The war, he went on, was “essentially a people’s contest. On the side of the Union, it is a struggle for maintaining in the world that form and substance of government whose leading object is to elevate the condition of men — to lift artificial weights from all shoulders — to clear the paths of laudable pursuit for all, to afford all an unfettered start, and a fair chance, in the race of life. . . . I am most happy to believe that the plain people understand and appreciate this.”
And Lincoln made sure they did. Here in the first summer of the war were the germs of the ideas and ideals that 28 months and tens of thousands of Union deaths later became the Gettysburg Address. But by the fall of 1863, those deaths had brought something new to Lincoln’s understanding and his language. The terrible reality of war’s suffering had come to require that the nation for which so much had been sacrificed be more than just a promise or a hope, even a “last, best hope.” At Gettysburg, Lincoln demanded that the uncountable number of lost lives be rendered purposeful, worth their expense of blood and pain. Now, in 1863, he chose active words such as “dedicate” and “resolve,” words far more compelling than “hope.”
There must be a benefit, he insisted, for the price already paid, a benefit commensurate with the war’s terrible cost, a cost that at the outset no one had expected. With the sense of obligation in his juxtaposition of three uses of “shall” — “shall not have died in vain,” “shall have a new birth of freedom,” “shall not perish” — Lincoln conveyed the significance of the expanded purposes of the war. It was no longer just about the union, about national survival; it was now about a particular sort of union, a better, freer nation than those in 1861 could have imagined. The struggle had not begun as a war to end slavery; only gradually did emancipation emerge as a purpose of Union victory.
Lincoln urged his audience at Gettysburg to persevere in the “unfinished work” before them. Another fearful year and a half of war lay ahead, with yet again as many deaths to come. But Appomattox would not end the work he envisioned. It was the obligations of freedom and nationhood as well as those of war that he urged upon his audience. Seizing the full meaning of liberty and equality still lay ahead.
These are responsibilities that belong to us still. Yet on the 150th anniversary of Lincoln’s immortal speech, where is our stewardship of that legacy? After beginning a new fiscal year by shutting down the government, we are far from modeling to the world why our — or any — democracy should be viewed as the “best hope” for humankind. The world sees in the United States the rapid growth of inequality; the erosion of educational opportunity and social mobility that “afford all an unfettered start, and a fair chance, in the race of life”; the weakening of voting rights hard-won over a century of post-Reconstruction struggle.

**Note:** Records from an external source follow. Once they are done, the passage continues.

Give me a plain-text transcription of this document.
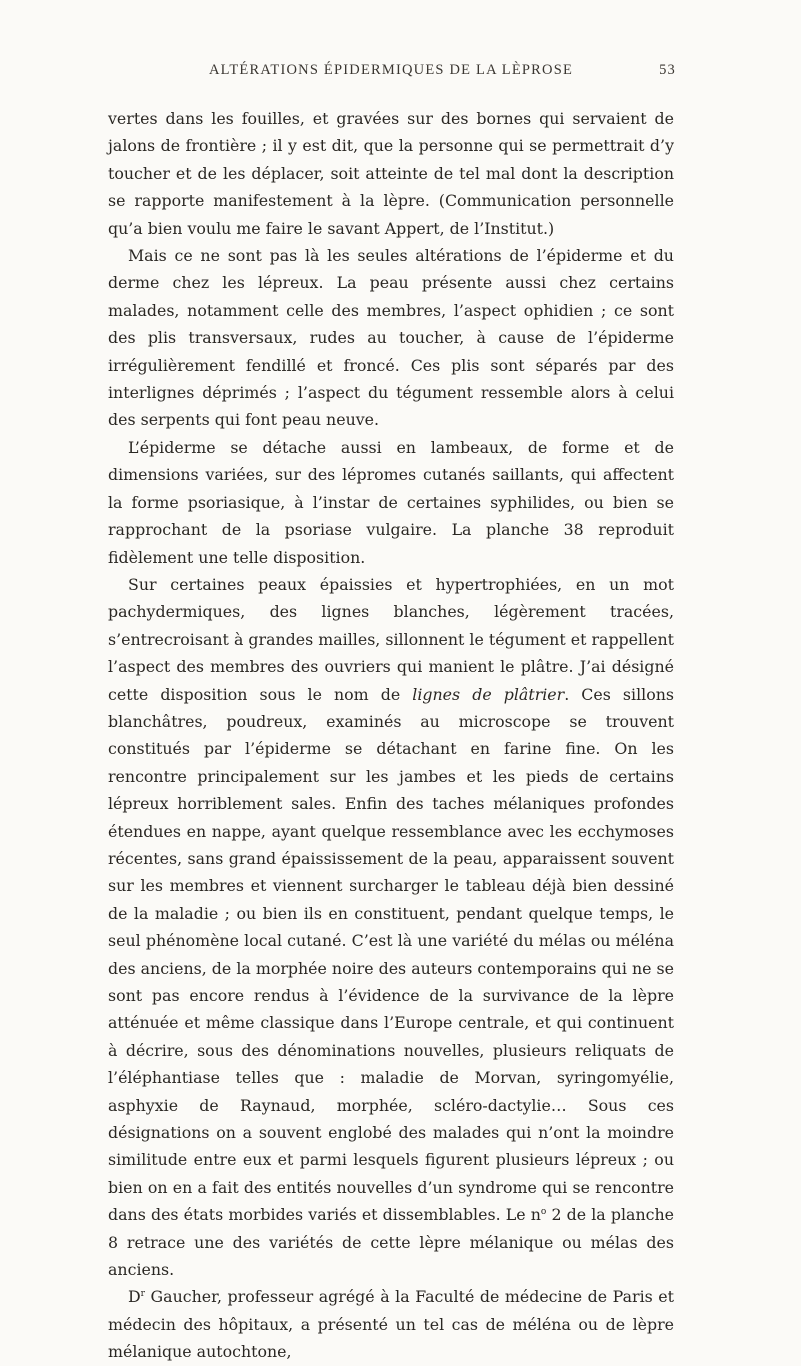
ALTÉRATIONS ÉPIDERMIQUES DE LA LÈPROSE	53

vertes dans les fouilles, et gravées sur des bornes qui servaient de jalons de frontière ; il y est dit, que la personne qui se permettrait d’y toucher et de les déplacer, soit atteinte de tel mal dont la description se rapporte manifestement à la lèpre. (Communication personnelle qu’a bien voulu me faire le savant Appert, de l’Institut.)

Mais ce ne sont pas là les seules altérations de l’épiderme et du derme chez les lépreux. La peau présente aussi chez certains malades, notamment celle des membres, l’aspect ophidien ; ce sont des plis transversaux, rudes au toucher, à cause de l’épiderme irrégulièrement fendillé et froncé. Ces plis sont séparés par des interlignes déprimés ; l’aspect du tégument ressemble alors à celui des serpents qui font peau neuve.

L’épiderme se détache aussi en lambeaux, de forme et de dimensions variées, sur des lépromes cutanés saillants, qui affectent la forme psoriasique, à l’instar de certaines syphilides, ou bien se rapprochant de la psoriase vulgaire. La planche 38 reproduit fidèlement une telle disposition.

Sur certaines peaux épaissies et hypertrophiées, en un mot pachydermiques, des lignes blanches, légèrement tracées, s’entrecroisant à grandes mailles, sillonnent le tégument et rappellent l’aspect des membres des ouvriers qui manient le plâtre. J’ai désigné cette disposition sous le nom de lignes de plâtrier. Ces sillons blanchâtres, poudreux, examinés au microscope se trouvent constitués par l’épiderme se détachant en farine fine. On les rencontre principalement sur les jambes et les pieds de certains lépreux horriblement sales. Enfin des taches mélaniques profondes étendues en nappe, ayant quelque ressemblance avec les ecchymoses récentes, sans grand épaississement de la peau, apparaissent souvent sur les membres et viennent surcharger le tableau déjà bien dessiné de la maladie ; ou bien ils en constituent, pendant quelque temps, le seul phénomène local cutané. C’est là une variété du mélas ou méléna des anciens, de la morphée noire des auteurs contemporains qui ne se sont pas encore rendus à l’évidence de la survivance de la lèpre atténuée et même classique dans l’Europe centrale, et qui continuent à décrire, sous des dénominations nouvelles, plusieurs reliquats de l’éléphantiase telles que : maladie de Morvan, syringomyélie, asphyxie de Raynaud, morphée, scléro-dactylie… Sous ces désignations on a souvent englobé des malades qui n’ont la moindre similitude entre eux et parmi lesquels figurent plusieurs lépreux ; ou bien on en a fait des entités nouvelles d’un syndrome qui se rencontre dans des états morbides variés et dissemblables. Le $n^o$ 2 de la planche 8 retrace une des variétés de cette lèpre mélanique ou mélas des anciens.

$D^r$ Gaucher, professeur agrégé à la Faculté de médecine de Paris et médecin des hôpitaux, a présenté un tel cas de méléna ou de lèpre mélanique autochtone,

Is this the nation, the “proposition” to which Lincoln demanded we be dedicated? We can never forget what brave Americans did at Gettysburg, and at Shiloh and Antietam and the Wilderness and on so many battlefields since. But is it not now altogether fitting and proper that we heed Lincoln’s exhortation and rededicate ourselves to honoring those dead by ensuring that government of the people, by the people, for the people, shall not perish from the Earth?
Drew Gilpin Faust, the Lincoln professor of history and president of Harvard University, is the author of This Republic of Suffering: Death and the American Civil War.